My Senator favors dumping the Treaty, but there isn't enough interest to make such a move out of the blue. If they see an incoming asteroid it might be enough impetus to get them to think outside their Beltway. I might do the job at no cost to the gov't if they would dump the Treaty and let me register the claim to it. Depends on the size. I wouldn't consider anything less than a mile across. I could find plenty of funding from the usual lending institutions, no doubt about that.
It is interesting that they notice these objects often enough after they have already cruised on by. Somewhat disconcerting. We probably will get no notice at all of the one that gets us.
--I object to the precise meaning of the words. I wouldn't call it "extremely unlikely" at all.
Oops..I mean I wouldn't call it "extremely remote". :)
I'd call it remote or maybe very remote.
Most asteroids that we have detected have a modest amount of their own gravity. They are bigger than we think.
If Alan Sheppard's golf ball came zipping down from the Moon, it would arrive at almost seven miles per second.

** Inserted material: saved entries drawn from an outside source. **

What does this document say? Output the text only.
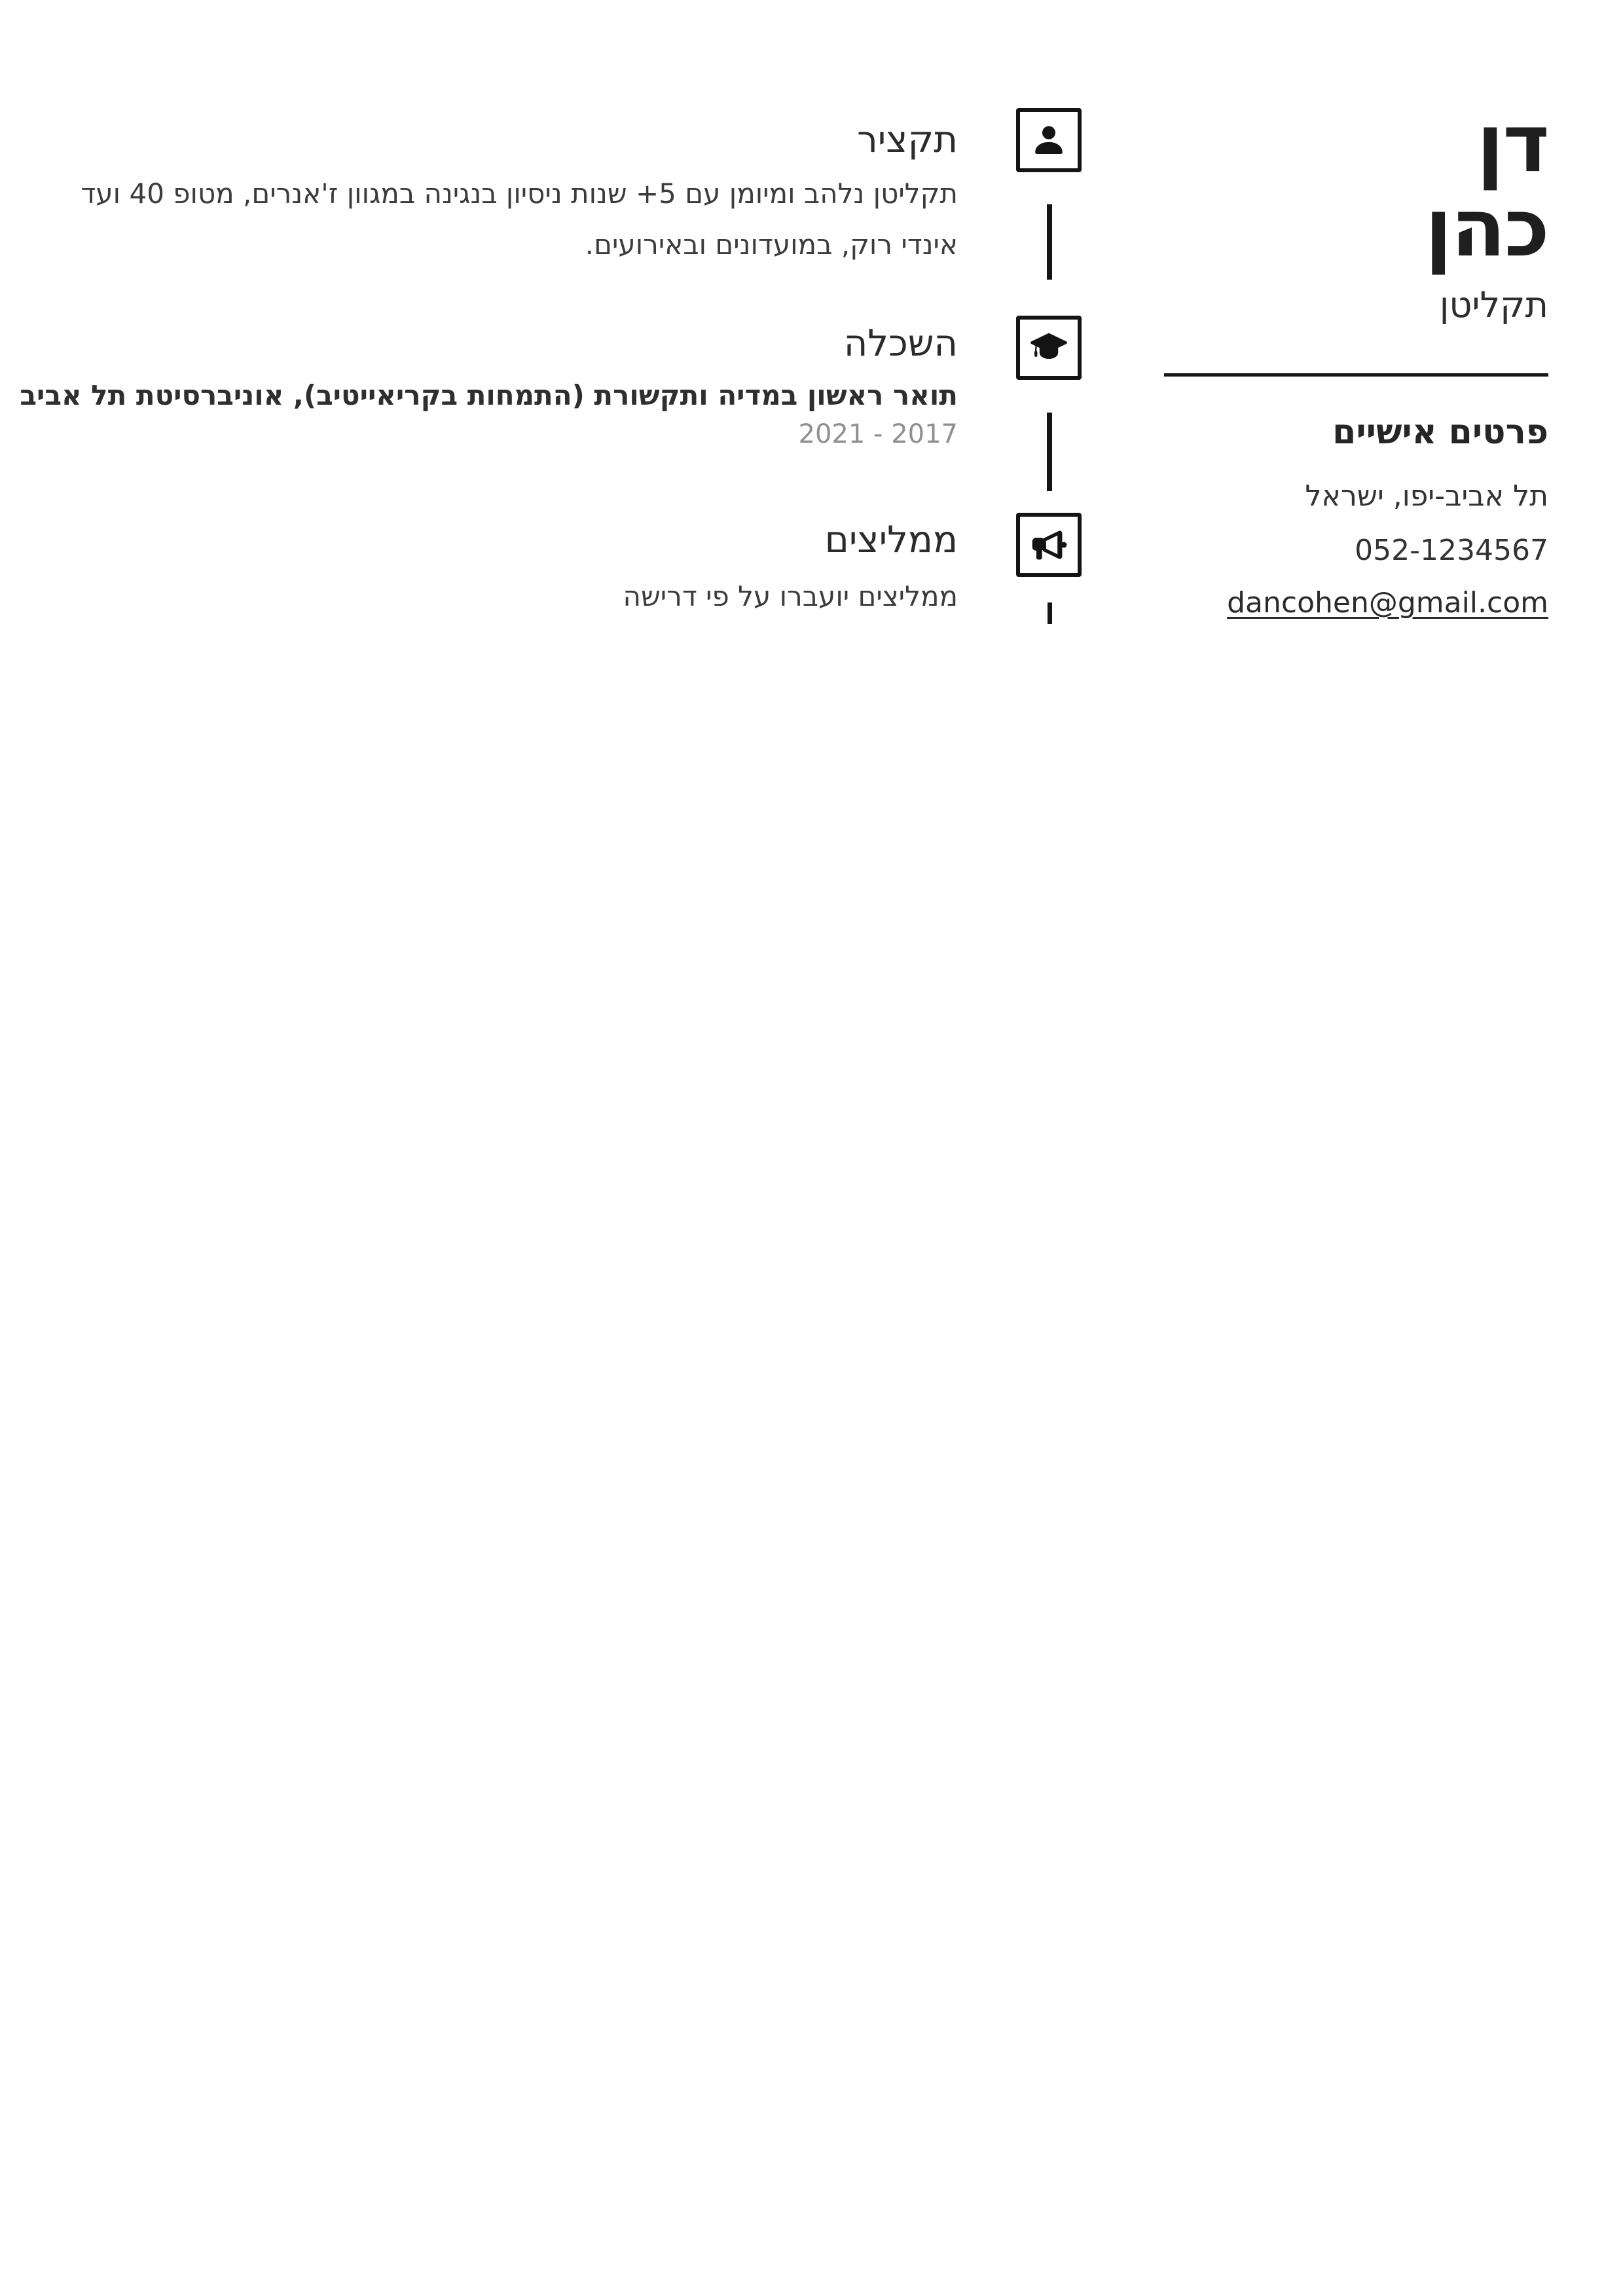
דן
כהן
תקליטן
פרטים אישיים
תל אביב-יפו, ישראל
052-1234567
dancohen@gmail.com
תקציר
תקליטן נלהב ומיומן עם 5+ שנות ניסיון בנגינה במגוון ז'אנרים, מטופ 40 ועד אינדי רוק, במועדונים ובאירועים.
השכלה
תואר ראשון במדיה ותקשורת (התמחות בקריאייטיב), אוניברסיטת תל אביב
2017 - 2021
ממליצים
ממליצים יועברו על פי דרישה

Any good sized rock can make it through our egg-shell atmosphere.
So-o-o-o... Anybody care to invest in some Kevlar roof shingles?
The collision kicked up so much dust that heat and light from the Sun were diminished, destroying much of Earth's vegetation and the larger species of land animals that depended on it.It also sent out a shock wave that spread for hundreds of miles, threw ejecta which flew thousands of miles, and set fires at great distances. Probably also heated the atmosphere, and not just locally.
It is a certainty.
< Adopting William F. Buckley Voice > "It is an ontological certitude." < /WFB Voice >
Reason enough to dump the Treaty before it's too late. There should be hardware and mining operations in space already, which would make grabbing one of these wild shots a little easier, not to say a lot quicker.

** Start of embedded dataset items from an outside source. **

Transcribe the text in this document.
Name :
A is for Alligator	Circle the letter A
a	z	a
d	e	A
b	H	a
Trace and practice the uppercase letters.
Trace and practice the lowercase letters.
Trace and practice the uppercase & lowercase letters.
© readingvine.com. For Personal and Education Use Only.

Then we should teleologically dump the Treaty now.
Our Space Treaty is the equivalent of the residents of Berkeley deciding that they wanted to opt out of any possible Nuclear War.

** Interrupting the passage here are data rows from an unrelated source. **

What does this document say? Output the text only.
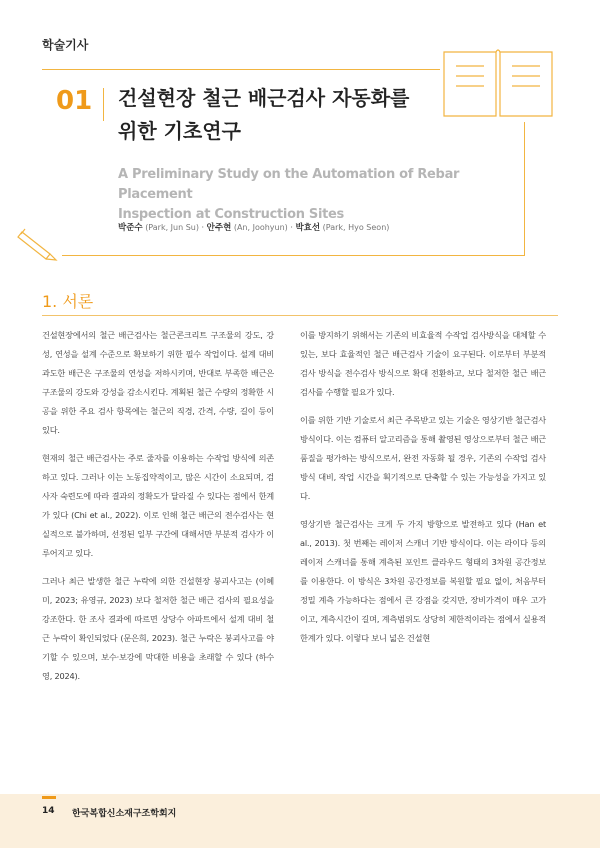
학술기사
01 건설현장 철근 배근검사 자동화를
위한 기초연구

A Preliminary Study on the Automation of Rebar Placement
Inspection at Construction Sites

박준수 (Park, Jun Su) · 안주현 (An, Joohyun) · 박효선 (Park, Hyo Seon)
1. 서론

건설현장에서의 철근 배근검사는 철근콘크리트 구조물의 강도, 강성, 연성을 설계 수준으로 확보하기 위한 필수 작업이다. 설계 대비 과도한 배근은 구조물의 연성을 저하시키며, 반대로 부족한 배근은 구조물의 강도와 강성을 감소시킨다. 계획된 철근 수량의 정확한 시공을 위한 주요 검사 항목에는 철근의 직경, 간격, 수량, 길이 등이 있다.

현재의 철근 배근검사는 주로 줄자를 이용하는 수작업 방식에 의존하고 있다. 그러나 이는 노동집약적이고, 많은 시간이 소요되며, 검사자 숙련도에 따라 결과의 정확도가 달라질 수 있다는 점에서 한계가 있다 (Chi et al., 2022). 이로 인해 철근 배근의 전수검사는 현실적으로 불가하며, 선정된 일부 구간에 대해서만 부분적 검사가 이루어지고 있다.

그러나 최근 발생한 철근 누락에 의한 건설현장 붕괴사고는 (이혜미, 2023; 유영규, 2023) 보다 철저한 철근 배근 검사의 필요성을 강조한다. 한 조사 결과에 따르면 상당수 아파트에서 설계 대비 철근 누락이 확인되었다 (문은희, 2023). 철근 누락은 붕괴사고를 야기할 수 있으며, 보수·보강에 막대한 비용을 초래할 수 있다 (하수영, 2024).

이를 방지하기 위해서는 기존의 비효율적 수작업 검사방식을 대체할 수 있는, 보다 효율적인 철근 배근검사 기술이 요구된다. 이로부터 부분적 검사 방식을 전수검사 방식으로 확대 전환하고, 보다 철저한 철근 배근검사를 수행할 필요가 있다.

이를 위한 기반 기술로서 최근 주목받고 있는 기술은 영상기반 철근검사 방식이다. 이는 컴퓨터 알고리즘을 통해 촬영된 영상으로부터 철근 배근 품질을 평가하는 방식으로서, 완전 자동화 될 경우, 기존의 수작업 검사 방식 대비, 작업 시간을 획기적으로 단축할 수 있는 가능성을 가지고 있다.

영상기반 철근검사는 크게 두 가지 방향으로 발전하고 있다 (Han et al., 2013). 첫 번째는 레이저 스캐너 기반 방식이다. 이는 라이다 등의 레이저 스캐너를 통해 계측된 포인트 클라우드 형태의 3차원 공간정보를 이용한다. 이 방식은 3차원 공간정보를 복원할 필요 없이, 처음부터 정밀 계측 가능하다는 점에서 큰 강점을 갖지만, 장비가격이 매우 고가이고, 계측시간이 길며, 계측범위도 상당히 제한적이라는 점에서 실용적 한계가 있다. 이렇다 보니 넓은 건설현

14 한국복합신소재구조학회지
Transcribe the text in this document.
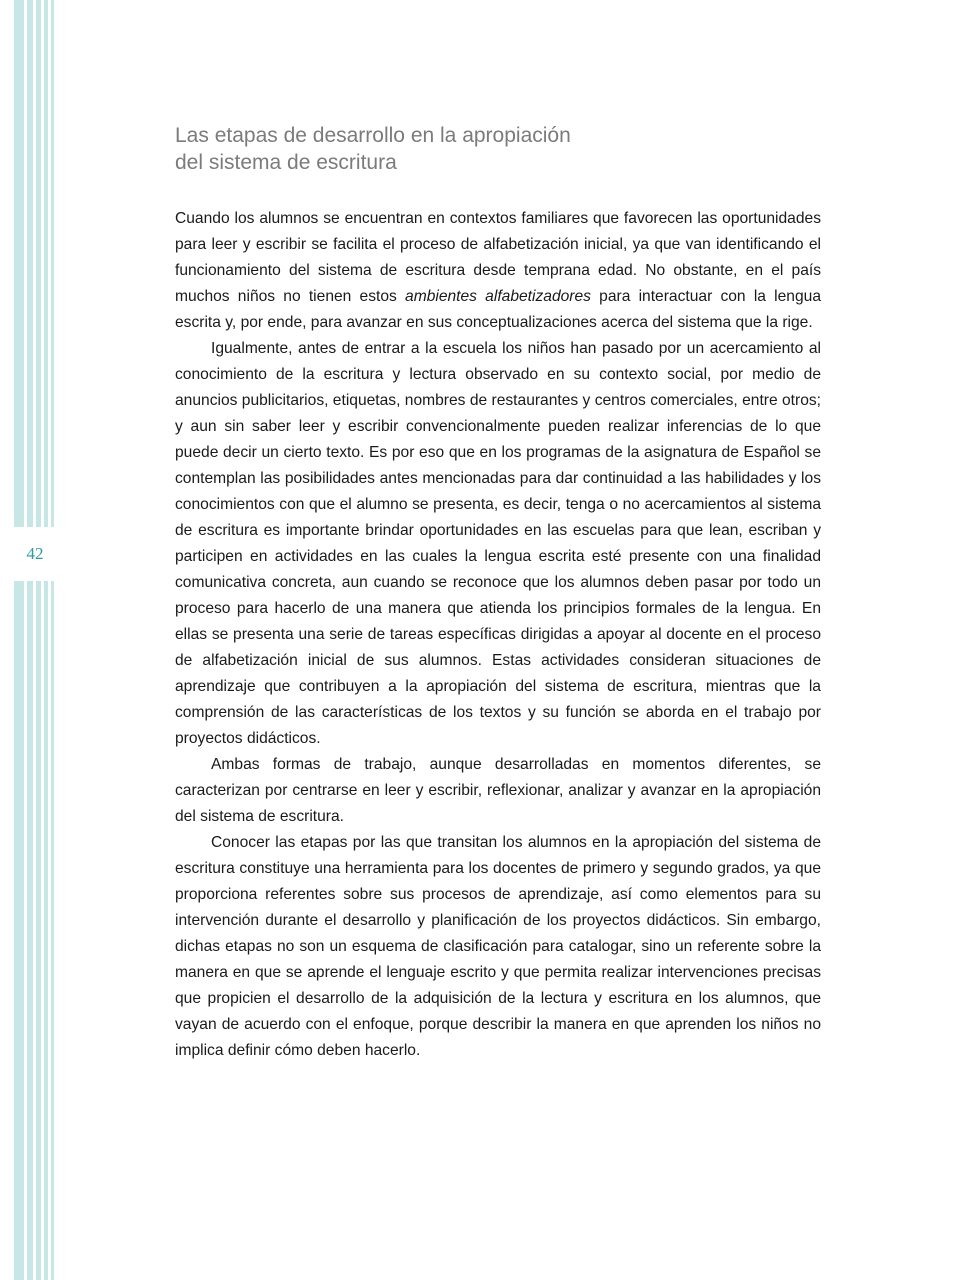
42
Las etapas de desarrollo en la apropiación
del sistema de escritura

Cuando los alumnos se encuentran en contextos familiares que favorecen las oportunidades para leer y escribir se facilita el proceso de alfabetización inicial, ya que van identificando el funcionamiento del sistema de escritura desde temprana edad. No obstante, en el país muchos niños no tienen estos ambientes alfabetizadores para interactuar con la lengua escrita y, por ende, para avanzar en sus conceptualizaciones acerca del sistema que la rige.

Igualmente, antes de entrar a la escuela los niños han pasado por un acercamiento al conocimiento de la escritura y lectura observado en su contexto social, por medio de anuncios publicitarios, etiquetas, nombres de restaurantes y centros comerciales, entre otros; y aun sin saber leer y escribir convencionalmente pueden realizar inferencias de lo que puede decir un cierto texto. Es por eso que en los programas de la asignatura de Español se contemplan las posibilidades antes mencionadas para dar continuidad a las habilidades y los conocimientos con que el alumno se presenta, es decir, tenga o no acercamientos al sistema de escritura es importante brindar oportunidades en las escuelas para que lean, escriban y participen en actividades en las cuales la lengua escrita esté presente con una finalidad comunicativa concreta, aun cuando se reconoce que los alumnos deben pasar por todo un proceso para hacerlo de una manera que atienda los principios formales de la lengua. En ellas se presenta una serie de tareas específicas dirigidas a apoyar al docente en el proceso de alfabetización inicial de sus alumnos. Estas actividades consideran situaciones de aprendizaje que contribuyen a la apropiación del sistema de escritura, mientras que la comprensión de las características de los textos y su función se aborda en el trabajo por proyectos didácticos.

Ambas formas de trabajo, aunque desarrolladas en momentos diferentes, se caracterizan por centrarse en leer y escribir, reflexionar, analizar y avanzar en la apropiación del sistema de escritura.

Conocer las etapas por las que transitan los alumnos en la apropiación del sistema de escritura constituye una herramienta para los docentes de primero y segundo grados, ya que proporciona referentes sobre sus procesos de aprendizaje, así como elementos para su intervención durante el desarrollo y planificación de los proyectos didácticos. Sin embargo, dichas etapas no son un esquema de clasificación para catalogar, sino un referente sobre la manera en que se aprende el lenguaje escrito y que permita realizar intervenciones precisas que propicien el desarrollo de la adquisición de la lectura y escritura en los alumnos, que vayan de acuerdo con el enfoque, porque describir la manera en que aprenden los niños no implica definir cómo deben hacerlo.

I don't think the people designating targets would have respected that decision.
Nor will the hostility of the Universe care whether we are so noble in our endeavors as to eschew so crass a thing as profitability.
Private investment in space development has been delayed nearly 40 years by the mere existence of the Treaty. The Treaty will go away, and so will we.
Comet Hyukatake took three months from discovery to closest approach. Even with NERVA rockets and suicide crews, very little could have been done if it had Earth in the crosshairs. Aside from rearranging the deck chairs and two months of opuses on FR.
Right now, the cost of deflecting a rock with two or three years warning is huge, and when you consider that we don't have the capability of manned flight to the moon (a cozy 250 thousand miles away more or less) how would we even consider getting out to where the rock is?
That's why I suggest we should be placing hardware in space now even without immediate threat. The time saved would amount to years. Whether the hardware could get to the body in three months would depend on how much hardware was preplaced. The ESA Venus Express, just arrived in orbit, took five months from launch to destination. To Mars is of the order of nine to eighteen months depending on starting positions. Probably several dozen interceptors would have to be preplaced in the vicinity of Mars' orbit to do any real good. If we are not going to do this, we might as well not bother to begin with.